About All Hallows Eve, All Saints Day and All Souls Day:
You are probably familiar with the Easter Triduum: Holy Thursday, Good Friday and Holy Saturday. Triduum is Latin for three days.
Here we talk about another triduum. Also known as “Allhallowtide“, a word comes from the Middle English words All Halewentid and All Halowtid, which mean “all saints’ season.
What some call the Triduum of Death are the three days listed below. All three days here have to do with death and what awaits all of us..Catholic or not. It is surprising how many people (Catholics included) just don’t want to think about it….”too morbid” they will say. Just a way to avoid thinking about it, we suppose. But no one can avoid it….rich or poor…famous or not….death comes to us all. What a joy to know that Christians have hope in the Resurrection and life after this world.
All Hallows Eve (Halloween): October 31
The word itself is taken an older English term, “hallows,” meaning “holy”; and “e’en”, a truncation of the word evening, in reference to the Vigil of the feast. So it’s a day when Catholics celebrate the triumph of the Church in heaven, and the lives of the saints on earth.
The modern focus on the eerie or mysterious also has a Catholic aspect. “When we think of Halloween, I think we often think of ghosts and goblins, and ghoulish faces”, Dr Brown said. “But even these, in the Catholic tradition, are supposed to be reminders of death and of the last things”.

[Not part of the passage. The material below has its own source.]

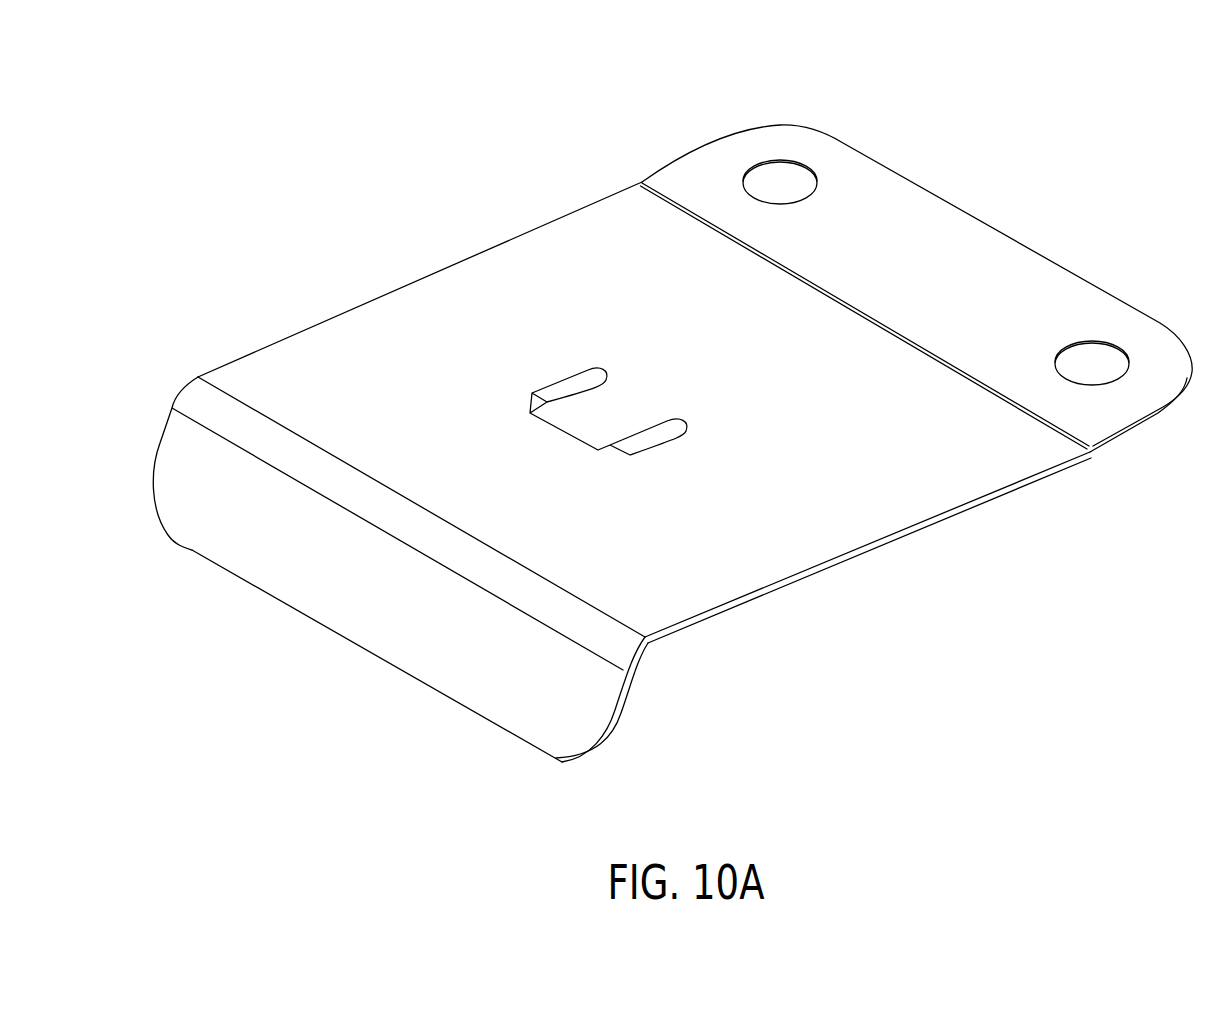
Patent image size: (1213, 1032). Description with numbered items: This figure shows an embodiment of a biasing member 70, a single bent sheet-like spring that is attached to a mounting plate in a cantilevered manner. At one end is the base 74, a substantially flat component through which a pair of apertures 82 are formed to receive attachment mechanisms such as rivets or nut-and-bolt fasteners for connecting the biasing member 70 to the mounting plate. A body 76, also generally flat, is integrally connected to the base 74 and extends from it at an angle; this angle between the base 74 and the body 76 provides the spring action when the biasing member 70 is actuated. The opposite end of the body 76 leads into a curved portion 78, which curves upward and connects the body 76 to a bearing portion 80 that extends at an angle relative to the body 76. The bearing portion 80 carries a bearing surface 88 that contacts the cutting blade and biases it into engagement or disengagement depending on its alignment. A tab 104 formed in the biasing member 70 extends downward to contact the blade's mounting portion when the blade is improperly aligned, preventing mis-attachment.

Although Halloween, on October 31 each year, has become one of the most important holidays of the year, with millions of children and adults dressing up as their favorite heroes, superstars, ghouls and goblins, the term Halloween actually derives from “All Hallows Eve”, the Vigil of All Saints’ Day, when Catholics remember those who have gone before us to enter our heavenly home. All Saints Day follows, when we remember the Saints in Heaven.
But we need to remember the importance of keeping the Catholic meaning and purpose of these days, especially when the popular culture has taken on things that are contrary to the teachings of the Catholic Faith. While dressing up for Halloween and appealing, it need to be done in a Catholic spirit. Not easy!

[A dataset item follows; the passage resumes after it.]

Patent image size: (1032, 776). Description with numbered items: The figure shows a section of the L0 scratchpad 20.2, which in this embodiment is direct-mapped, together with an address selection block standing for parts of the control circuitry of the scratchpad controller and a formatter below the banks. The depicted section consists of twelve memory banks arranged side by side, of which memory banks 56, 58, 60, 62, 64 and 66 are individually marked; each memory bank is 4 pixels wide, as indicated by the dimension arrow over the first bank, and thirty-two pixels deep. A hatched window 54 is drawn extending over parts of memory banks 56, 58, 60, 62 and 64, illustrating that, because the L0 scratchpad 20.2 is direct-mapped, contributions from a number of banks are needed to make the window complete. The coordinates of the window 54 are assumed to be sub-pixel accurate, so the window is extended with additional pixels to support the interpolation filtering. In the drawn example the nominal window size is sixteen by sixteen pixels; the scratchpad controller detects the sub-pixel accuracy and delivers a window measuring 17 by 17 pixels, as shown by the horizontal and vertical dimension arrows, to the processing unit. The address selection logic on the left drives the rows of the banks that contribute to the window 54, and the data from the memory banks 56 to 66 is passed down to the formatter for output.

All Saints Day: November 1
We commemorate the feast of All Saints on November 1st, focusing on the last things: death, judgment, heaven, and hell.
All Saints’ Day was created to commemorate every last individual in heaven, even those whose salvation is known to God alone. If you read Revelation (7:9-10), John says “After this I looked, and behold, a great multitude which no man could number, from every nation, from all tribes and peoples and tongues, standing before the throne and before the Lamb, clothed in white robes, with palm branches in their hands, and crying out with a loud voice, “Salvation belongs to our God who sits upon the throne, and to the Lamb!”
On All Saints’ Day, the Catholic Church commemorates those who we remember those who have passed on in Grace (most of whom are known only to God), alongside the more famous saints. We include, of course, our family members and friends.
All Saints Day is a Holy Day of Obligation.
All Souls Day: November 2
We commemorate those who have passed within the faith, and to pray for those in purgatory. According to Catholic belief, the soul of a person who dies can go to one of three places. The first is heaven, where a person who dies in a state of perfect grace and communion with God goes. The second is hell, where those who die in a state of mortal sin are naturally condemned by their choice. The intermediate option is purgatory, which is thought to be where most people, free of mortal sin, but still in a state of lesser (venial) sin, must go.
Purgatory is necessary so that souls can be cleansed and perfected before they enter into heaven.
There is scriptural basis for this belief. The primary reference is in 2 Maccabees, 12:26 and 12:32. “Turning to supplication, they prayed that the sinful deed might be fully blotted out… Thus made atonement for the dead that they might be free from sin.” You might want to check out the Purgatory Museum in Rome.
Note that most protestant denominations do not recognize the holiday and disagree with the theology behind it; however, The Anglican church does celebrate All Souls Day.